Tuesday, November 02, 2004

The Election

I'm not going to tell you who to vote for, or who I'd vote for. My preference for presidential candidate is pretty obvious to those who have read the site over the last three years.

I'm not going to tell you who I think the winner will be; those sorts of projections are pretty much pointless at this point, although I do think that the high turnout that we're seeing (see Kos for that) does suggest a certain outcome.

What I WILL tell you is that this election may be taking place in the United States, but it has global ramifications; not only in its effects on those who are the targets (recipients? beneficiaries? victims?) of U.S. foreign policy, but on the relationship between the United States and the rest of the world. The United States is divided, but the rest of the world isn't, not really, and if legitimacy is conferred on the victor that was lacking the last time around, it will serve as an endorsement, in the eyes of the world, of that victor's foreign policy goals.

There is no division between the people and the leader, not anymore. American politics does not stop at the water's edge and very possibly never will again. It's too outwardly focused, and if 9/11 did actually change anything, it's that.

In some respects, though, this election is also the culmination of my blogging career. (Bean pointed out in comments that I hadn't been commenting on the election much... that's not because I consider it unimportant, but because of the normal posting issues that I've been grappling with.) More that anything, this site has been dedicated to the effects that online "conservatarians" have had on American political discourse, and American foreign policy.
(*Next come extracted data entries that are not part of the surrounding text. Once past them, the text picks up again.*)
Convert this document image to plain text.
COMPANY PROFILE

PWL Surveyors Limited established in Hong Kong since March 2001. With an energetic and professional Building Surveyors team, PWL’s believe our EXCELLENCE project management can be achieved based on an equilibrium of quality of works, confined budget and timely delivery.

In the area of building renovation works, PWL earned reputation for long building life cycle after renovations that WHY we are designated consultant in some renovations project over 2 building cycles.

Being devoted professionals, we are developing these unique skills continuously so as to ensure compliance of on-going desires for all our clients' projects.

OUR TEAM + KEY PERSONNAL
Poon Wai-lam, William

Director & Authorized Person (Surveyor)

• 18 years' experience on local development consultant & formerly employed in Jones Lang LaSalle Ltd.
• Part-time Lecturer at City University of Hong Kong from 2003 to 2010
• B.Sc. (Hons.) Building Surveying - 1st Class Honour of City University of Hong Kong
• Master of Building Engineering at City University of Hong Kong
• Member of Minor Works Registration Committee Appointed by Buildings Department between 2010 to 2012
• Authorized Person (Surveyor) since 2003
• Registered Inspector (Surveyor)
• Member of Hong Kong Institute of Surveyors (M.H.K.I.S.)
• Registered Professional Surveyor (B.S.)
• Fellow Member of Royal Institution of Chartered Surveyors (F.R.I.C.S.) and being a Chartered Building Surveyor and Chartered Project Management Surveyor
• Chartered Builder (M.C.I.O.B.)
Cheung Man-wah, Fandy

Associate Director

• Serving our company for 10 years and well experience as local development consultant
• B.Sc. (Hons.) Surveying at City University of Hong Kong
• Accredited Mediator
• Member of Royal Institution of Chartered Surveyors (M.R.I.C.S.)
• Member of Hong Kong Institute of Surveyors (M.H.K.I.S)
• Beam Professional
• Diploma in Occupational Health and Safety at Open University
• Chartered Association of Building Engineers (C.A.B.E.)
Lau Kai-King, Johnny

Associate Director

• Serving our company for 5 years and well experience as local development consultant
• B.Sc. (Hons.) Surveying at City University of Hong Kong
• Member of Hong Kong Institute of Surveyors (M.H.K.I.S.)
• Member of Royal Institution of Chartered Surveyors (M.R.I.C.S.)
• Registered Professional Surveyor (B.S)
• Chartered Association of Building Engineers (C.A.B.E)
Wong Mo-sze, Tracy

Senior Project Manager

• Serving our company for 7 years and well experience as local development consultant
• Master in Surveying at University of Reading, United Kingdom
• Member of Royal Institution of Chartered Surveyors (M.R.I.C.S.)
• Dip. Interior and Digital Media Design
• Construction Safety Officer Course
We've seen the growth of the so-called "Mighty Wurlitzer" and its ultimate expression in the policies (and spin) of the Bush administration. We've also seen the growth of a contrary force, largely based and built online, that has been key to the closeness of this race. Atrios called it the "mighty Casio"... it's smaller, tinnier, and quieter, but it kept on sounding dissonant notes that continually threw the Wurlitzer off. Both were really aimed towards this election, because the "Wurlitzer" is aimed at giving Bush a second term unconstrained by the threat of defeat and the "Casio" in repudiating and arresting the forces that gave him the presidency in the first place.

Thus, although I don't plan to go anywhere, this election is going to--by necessity--change my focus to documenting and analyzing the victorious force's rise and effects.

I think I know which force that's going to be.

I know I hope which one it will be.

Regardless, however, all I can do at this point is watch, and wait, and hope.